En effet, tout y a un prix. Puisque nous nous trouvons en bas de l’échelle de la hiérarchie du marché du cinéma, où il faudra un nombre important de tractations et de coups bas avant de faire démarrer la production d’un petit film d’horreur minable – tournage dont nous ne voyons au demeurant pas le moindre tour de manivelle –, ce prix est tout aussi dérisoire sur le papier. L’état de prostitution permanente laisse cependant des séquelles dans cette petite communauté consanguine, où tout le monde se connaît, soit pour avoir travaillé ensemble, soit pour avoir échangé des services sexuels motivés par une conception très futile de l’amour ou par l’avancement de sa carrière.

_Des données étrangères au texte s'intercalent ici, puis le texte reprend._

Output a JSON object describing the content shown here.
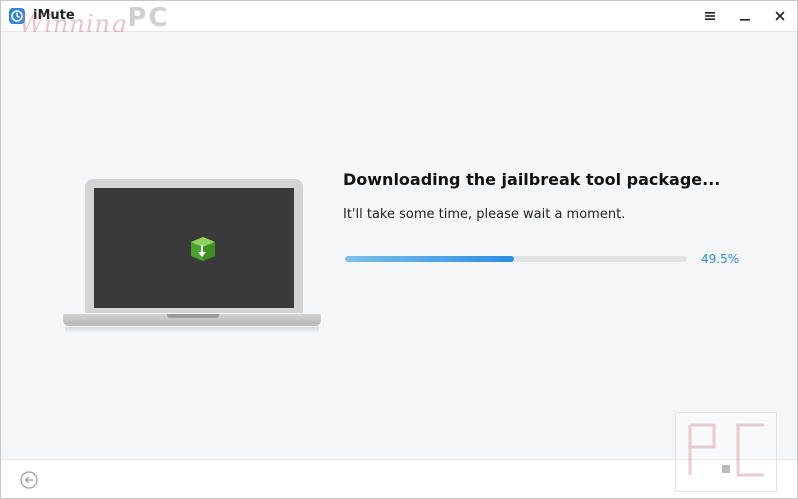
{
  "titlebar": {
    "app_name": "iMute",
    "watermark_script": "Winning",
    "watermark_letters": "PC",
    "icons": [
      "menu-icon",
      "minimize-icon",
      "close-icon"
    ]
  },
  "main": {
    "heading": "Downloading the jailbreak tool package...",
    "subtext": "It'll take some time, please wait a moment.",
    "progress_percent_text": "49.5%",
    "progress_fraction": 0.495
  },
  "footer": {
    "icons": [
      "back-arrow-icon"
    ]
  },
  "colors": {
    "accent": "#2a8ee3",
    "progress_track": "#e1e3e6",
    "screen": "#3a3a3a",
    "package_green": "#5cb531"
  }
}
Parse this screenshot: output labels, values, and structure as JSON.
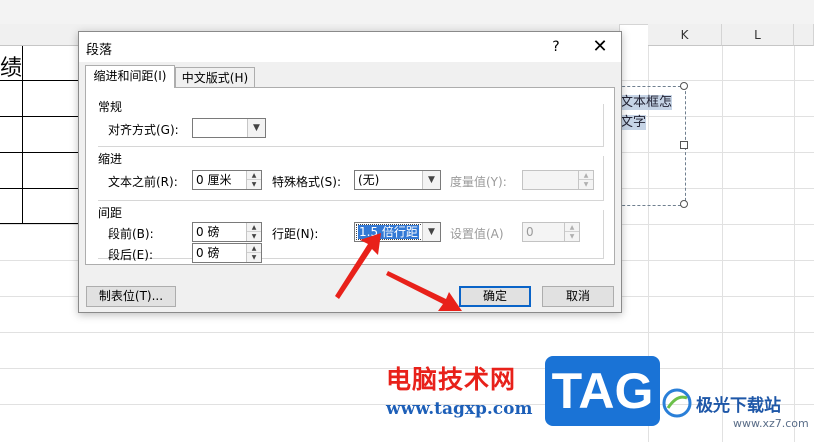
{
  "spreadsheet": {
    "columns": [
      "K",
      "L"
    ],
    "cell_fragment": "绩",
    "textbox_lines": [
      "文本框怎",
      "文字"
    ]
  },
  "dialog": {
    "title": "段落",
    "help_label": "?",
    "close_label": "✕",
    "tabs": [
      {
        "label": "缩进和间距(I)",
        "active": true
      },
      {
        "label": "中文版式(H)",
        "active": false
      }
    ],
    "general": {
      "title": "常规",
      "alignment_label": "对齐方式(G):",
      "alignment_value": ""
    },
    "indent": {
      "title": "缩进",
      "before_text_label": "文本之前(R):",
      "before_text_value": "0 厘米",
      "special_label": "特殊格式(S):",
      "special_value": "(无)",
      "by_label": "度量值(Y):",
      "by_value": ""
    },
    "spacing": {
      "title": "间距",
      "before_label": "段前(B):",
      "before_value": "0 磅",
      "after_label": "段后(E):",
      "after_value": "0 磅",
      "line_label": "行距(N):",
      "line_value": "1.5 倍行距",
      "at_label": "设置值(A)",
      "at_value": "0"
    },
    "buttons": {
      "tabs_label": "制表位(T)...",
      "ok_label": "确定",
      "cancel_label": "取消"
    }
  },
  "watermark": {
    "cn_text": "电脑技术网",
    "url": "www.tagxp.com",
    "tag": "TAG",
    "site_name": "极光下载站",
    "site_url": "www.xz7.com"
  },
  "colors": {
    "annotation_arrow": "#e8211a",
    "selection": "#3379d5",
    "tag_blue": "#1a73d6"
  }
}
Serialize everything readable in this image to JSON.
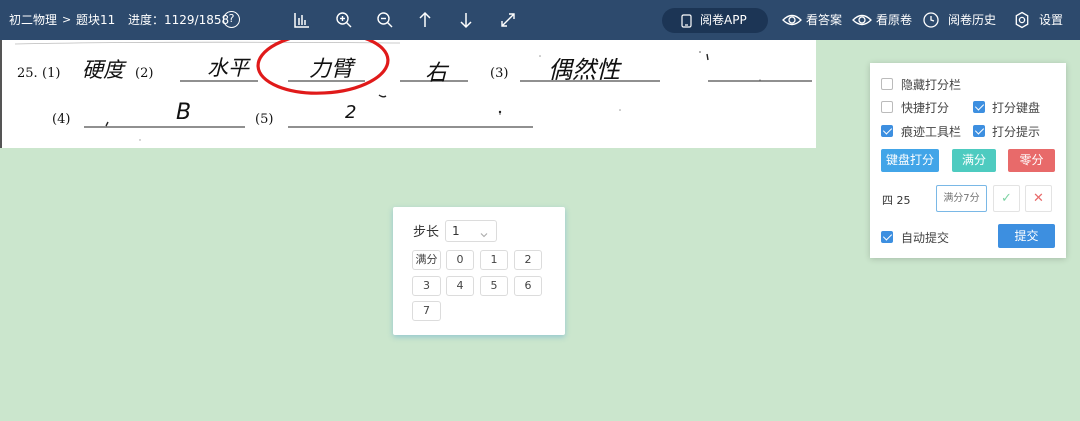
{
  "topbar": {
    "subject": "初二物理",
    "block": "题块11",
    "progress_label": "进度：",
    "progress_value": "1129/1858",
    "progress_fraction": 0.6076,
    "help_icon": "?",
    "tools": [
      "histogram-icon",
      "zoom-in-icon",
      "zoom-out-icon",
      "arrow-up-icon",
      "arrow-down-icon",
      "expand-icon"
    ],
    "app_button": "阅卷APP",
    "view_answer": "看答案",
    "view_original": "看原卷",
    "history": "阅卷历史",
    "settings": "设置"
  },
  "scan": {
    "question_no": "25.",
    "parts": [
      "(1)",
      "(2)",
      "(3)",
      "(4)",
      "(5)"
    ],
    "answers": [
      "硬度",
      "水平",
      "力臂",
      "右",
      "偶然性",
      "B",
      "2"
    ]
  },
  "step_panel": {
    "label": "步长",
    "step_value": "1",
    "full_label": "满分",
    "scores": [
      "0",
      "1",
      "2",
      "3",
      "4",
      "5",
      "6",
      "7"
    ]
  },
  "score_panel": {
    "hide_bar": "隐藏打分栏",
    "hide_bar_checked": false,
    "quick": "快捷打分",
    "quick_checked": false,
    "keyboard": "打分键盘",
    "keyboard_checked": true,
    "trace": "痕迹工具栏",
    "trace_checked": true,
    "tip": "打分提示",
    "tip_checked": true,
    "kbd_score_btn": "键盘打分",
    "full_btn": "满分",
    "zero_btn": "零分",
    "question_label": "四 25",
    "input_placeholder": "满分7分",
    "ok_icon": "✓",
    "cancel_icon": "✕",
    "auto_submit": "自动提交",
    "auto_submit_checked": true,
    "submit_btn": "提交"
  },
  "colors": {
    "topbar": "#2d4a6d",
    "background": "#cbe6cd",
    "accent_blue": "#3d8fe0",
    "teal": "#4ecbc0",
    "red": "#e86a6a",
    "mark_circle": "#e01a1a"
  }
}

La dernière séquence du film renvoie ainsi, grâce à sa ressemblance à la première, un reflet décourageant de cet univers, où tout est question de contrôle et d’apparence. Tara a beau s’être sortie à peu près indemne de cette affaire, elle est plus que jamais le fruit d’un monde creux et vain, l’actrice de sa propre existence malheureuse.

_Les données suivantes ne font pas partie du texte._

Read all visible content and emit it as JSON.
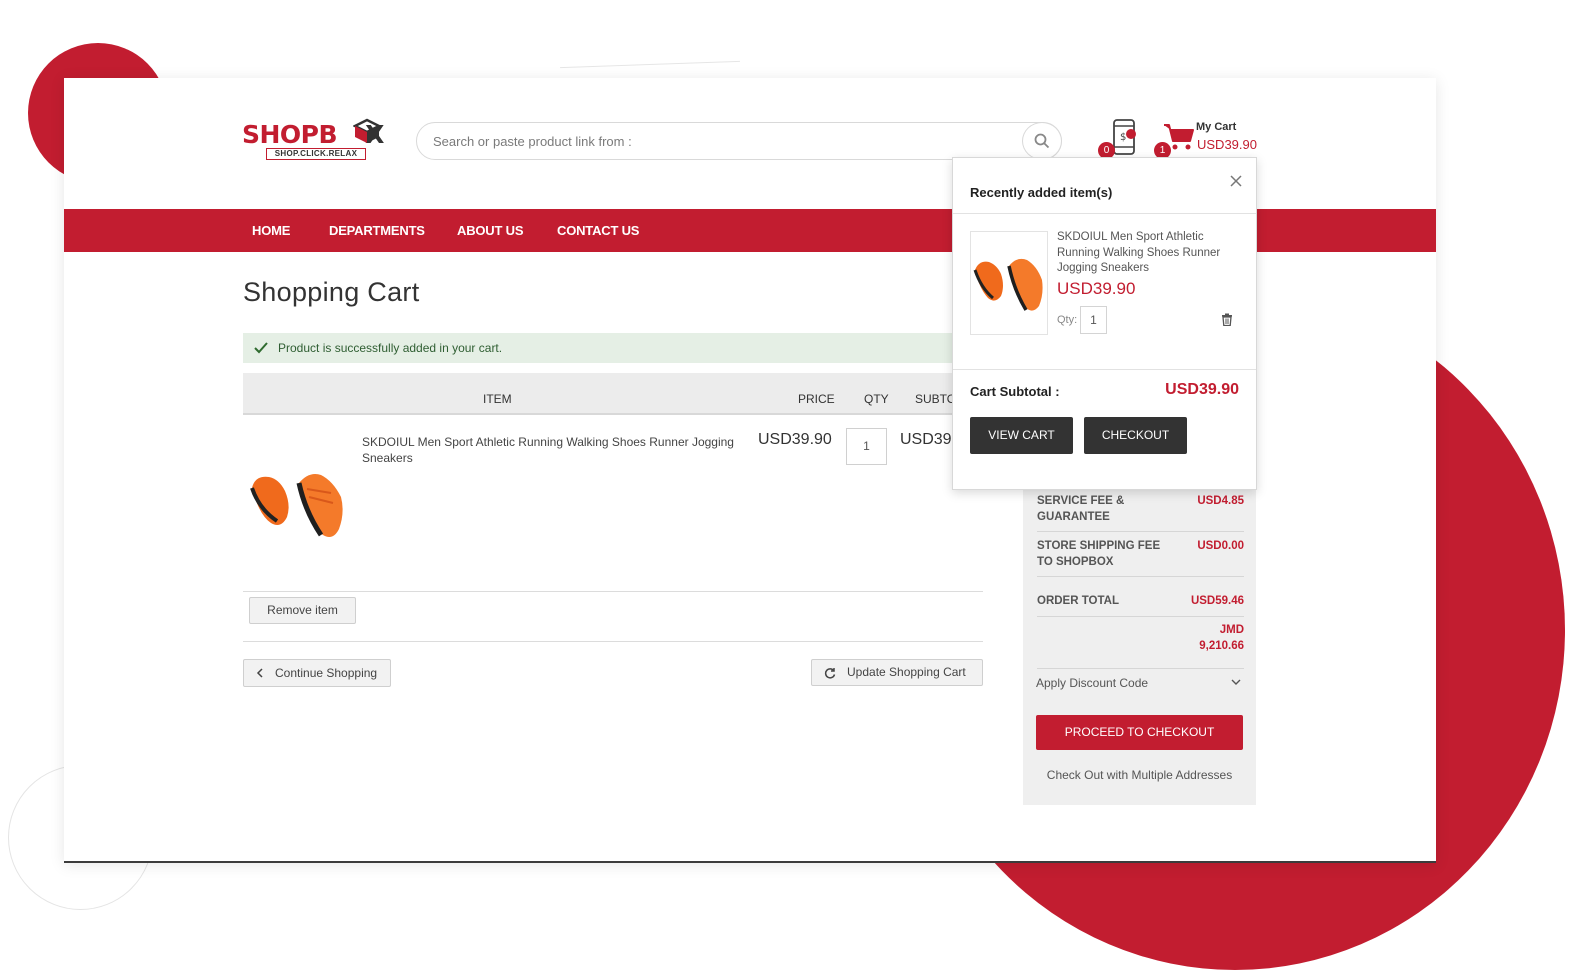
{
  "header": {
    "logo_main": "SHOPB",
    "logo_end": "X",
    "logo_tagline": "SHOP.CLICK.RELAX",
    "search_placeholder": "Search or paste product link from :",
    "phone_badge": "0",
    "cart_badge": "1",
    "my_cart_label": "My Cart",
    "my_cart_total": "USD39.90"
  },
  "nav": {
    "items": [
      "HOME",
      "DEPARTMENTS",
      "ABOUT US",
      "CONTACT US"
    ]
  },
  "main": {
    "title": "Shopping Cart",
    "success_message": "Product is successfully added in your cart.",
    "table_headers": {
      "item": "ITEM",
      "price": "PRICE",
      "qty": "QTY",
      "subtotal": "SUBTOTAL"
    },
    "product": {
      "name": "SKDOIUL Men Sport Athletic Running Walking Shoes Runner Jogging Sneakers",
      "price": "USD39.90",
      "qty": "1",
      "subtotal": "USD39.90"
    },
    "remove_label": "Remove item",
    "continue_label": "Continue Shopping",
    "update_label": "Update Shopping Cart"
  },
  "summary": {
    "service_fee_label": "SERVICE FEE & GUARANTEE",
    "service_fee_value": "USD4.85",
    "shipping_label": "STORE SHIPPING FEE TO SHOPBOX",
    "shipping_value": "USD0.00",
    "order_total_label": "ORDER TOTAL",
    "order_total_value": "USD59.46",
    "order_total_local_currency": "JMD",
    "order_total_local_value": "9,210.66",
    "discount_label": "Apply Discount Code",
    "proceed_label": "PROCEED TO CHECKOUT",
    "multi_address_label": "Check Out with Multiple Addresses"
  },
  "minicart": {
    "title": "Recently added item(s)",
    "item_name": "SKDOIUL Men Sport Athletic Running Walking Shoes Runner Jogging Sneakers",
    "item_price": "USD39.90",
    "qty_label": "Qty:",
    "qty_value": "1",
    "subtotal_label": "Cart Subtotal :",
    "subtotal_value": "USD39.90",
    "view_cart_label": "VIEW CART",
    "checkout_label": "CHECKOUT"
  },
  "colors": {
    "brand_red": "#c21d30",
    "dark_button": "#333333",
    "success_bg": "#e5efe5"
  },
  "icons": [
    "search-icon",
    "phone-dollar-icon",
    "cart-icon",
    "close-icon",
    "trash-icon",
    "check-icon",
    "chevron-left-icon",
    "refresh-icon",
    "chevron-down-icon"
  ]
}
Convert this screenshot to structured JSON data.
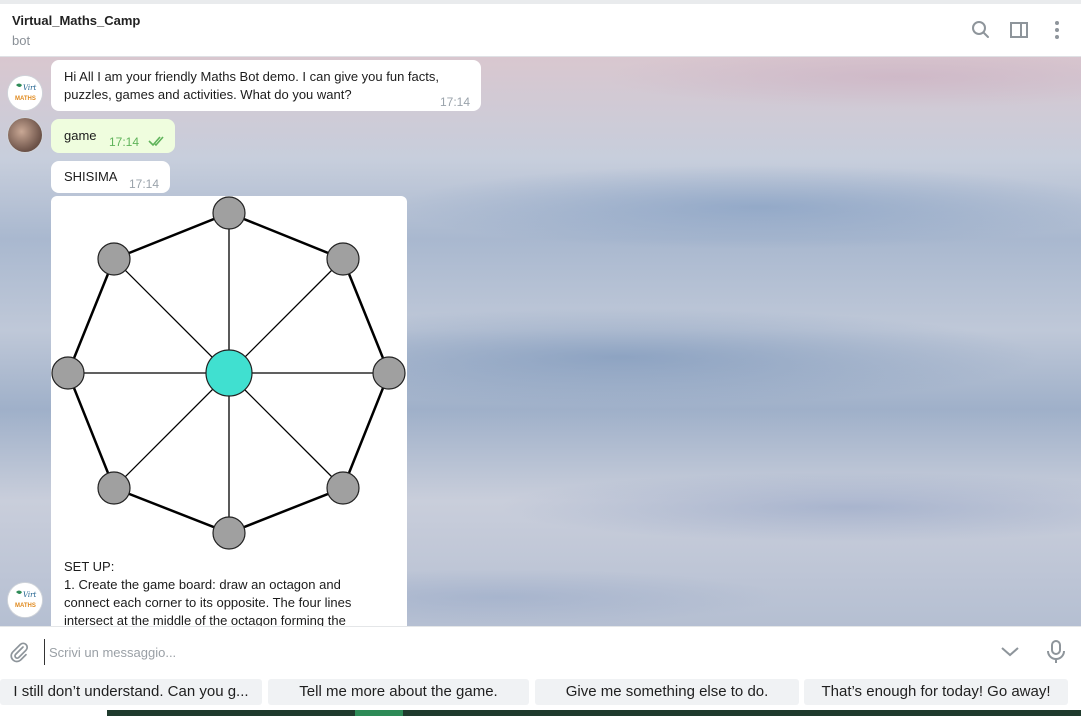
{
  "header": {
    "title": "Virtual_Maths_Camp",
    "subtitle": "bot",
    "icons": [
      "search-icon",
      "sidebar-toggle-icon",
      "more-vertical-icon"
    ]
  },
  "messages": [
    {
      "from": "bot",
      "text_line1": "Hi All I am your friendly Maths Bot demo. I can give you fun facts,",
      "text_line2": "puzzles, games and activities. What do you want?",
      "time": "17:14"
    },
    {
      "from": "user",
      "text": "game",
      "time": "17:14",
      "status": "read"
    },
    {
      "from": "bot",
      "text": "SHISIMA",
      "time": "17:14"
    },
    {
      "from": "bot",
      "type": "image-with-caption",
      "image_description": "shisima-board",
      "caption_lines": [
        "SET UP:",
        "1. Create the game board: draw an octagon and",
        "connect each corner to its opposite. The four lines",
        "intersect at the middle of the octagon forming the"
      ]
    }
  ],
  "avatar_logo_text": "Virt MATHS",
  "composer": {
    "placeholder": "Scrivi un messaggio...",
    "value": ""
  },
  "quick_replies": [
    "I still don’t understand. Can you g...",
    "Tell me more about the game.",
    "Give me something else to do.",
    "That’s enough for today! Go away!"
  ],
  "colors": {
    "board_center": "#40e0d0",
    "board_node": "#a0a0a0",
    "outgoing_bubble": "#effdde",
    "read_check": "#5fb35a"
  }
}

La distribution convient parfaitement à ce regard tout à fait désabusé sur l’usine inhumaine du cinéma américain. A commencer par Lindsay Lohan, l’exemple parfait dans la vraie vie de la spirale infernale de drogues et de paparazzi. Son interprétation est magistrale non pas par ce qu’elle exprime, mais par ce qu’elle représente. Cette femme réduite au rôle d’objet des fantasmes de son entourage masculin, sans volonté, ni avenir, elle est le modèle probable et tristement trash de ce qu’attend l’actrice dans un futur plus ou moins proche. A moins qu’elle ne meure avant cette déchéance avérée dans des circonstances pas plus reluisantes. Quant aux autres comédiens, venus du porno ou de la télévision, ils sont, eux aussi, les témoins d’une fortune hollywoodienne qui ne sourit pas à tout le monde, loin s’en faut.

 

Vu le 5 mars 2014, au Club de l'Etoile, en VO

Note de Tootpadu:

Critique de Noodles

Paul Schrader semble particulièrement affectionner les provocations adressées au monde peu téméraire qu’est Hollywood. Auteur des scénarios quelque peu polémiques de films comme Taxi Driver (1976) ou encore La Dernière Tentation du Christ (1988) de Martin Scorsese, ce personnage influent du Nouvel Hollywood est également réalisateur de longs-métrages souvent tout aussi osés. En tout cas, son œuvre s’oriente de plus en plus vers une sortie des sentiers battus, un éloignement du mode de fonctionnement des grosses structures qui ont la censure un peu trop facile. The Canyons se présente donc comme critique du carcan hollywoodien tant par le fond que par la forme. En collaborant avec l’écrivain Bret Easton Ellis qui signe ici son premier scénario, Schrader nous livre un film hors du système, qui doit se satisfaire d’un budget assez réduit.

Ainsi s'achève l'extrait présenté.